I'm not saying that infinitely renewable 850EU/t shouldn't take a lot of resources - that's fair. My concerns are:
1) Providing the macerator with enough carrots to run constantly only requires only 8 carrots every 15 seconds. If my math is right, 107 vanilla carrot crops should be able to keep up. That's not a big farm IMO. Furthermore, a single carrot will provide ~32k EU each, about 4 times the EU from a piece of coal. This seems overpowered.
2) A complete setup would have a tiny little farm connected to >200 machines. This seems imbalanced.
3) It would be fun if biogas production required fewer machines but lots more plants to provide contrast against existing options like fission reactors.

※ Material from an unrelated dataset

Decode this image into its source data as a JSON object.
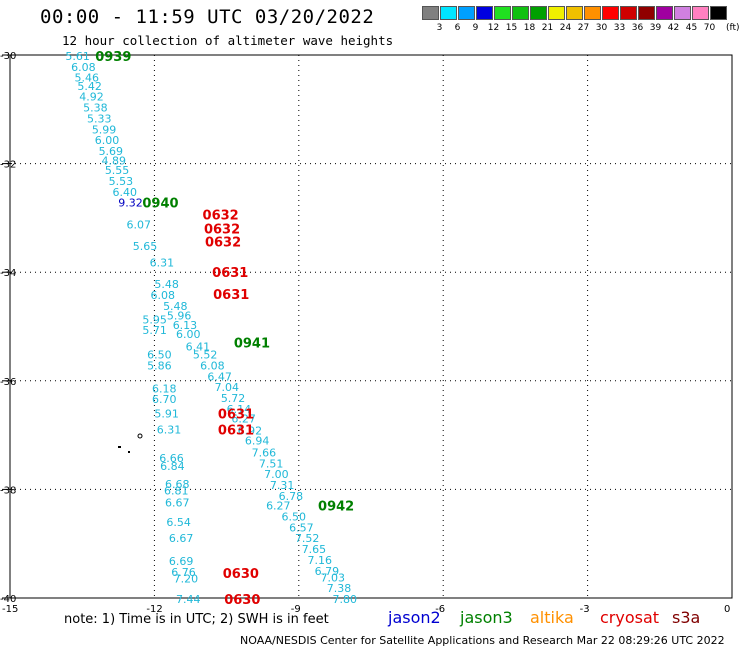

For these reasons it might make sense to tweak the Fermenter to consume much more biomass per operation. Say, from 10mB to 100mB. With just this change, the effective EU/t from each Fermenter would stay the same, but you'd need 10x as many plants to feed it. You would need one Macerator for every 8 Fermenters, producing 80EU/t (net). Each carrot would produce about 3000EU. That's still a fair bit of energy, but not huge.
Or better yet (IMO), why not increase both biomass consumed and biogas produced? Let's say biomass from 10mB to 160mB and biogas from 200mB to 240mB. This increases the effective EU/t from the Fermenter, but electric heaters would still not be viable. Each carrot would yield about 2825EU, and you wouldn't need as many machines - just 1 Macerator for every 5 Fermenters. As an added benefit, each Fermenter would be able to fuel exactly one Semifluid Generator, so construction designs could be quite compact. You'd need just 18 machines to handle to handle the production of 107 blocks of farmland, producing about 75EU/t (net). Much more reasonable.
Thanks for reading my wall of text! Thoughts?
tl:dr; biogas production doesn't require enough plants. Fermenters should consume more biomass per operation.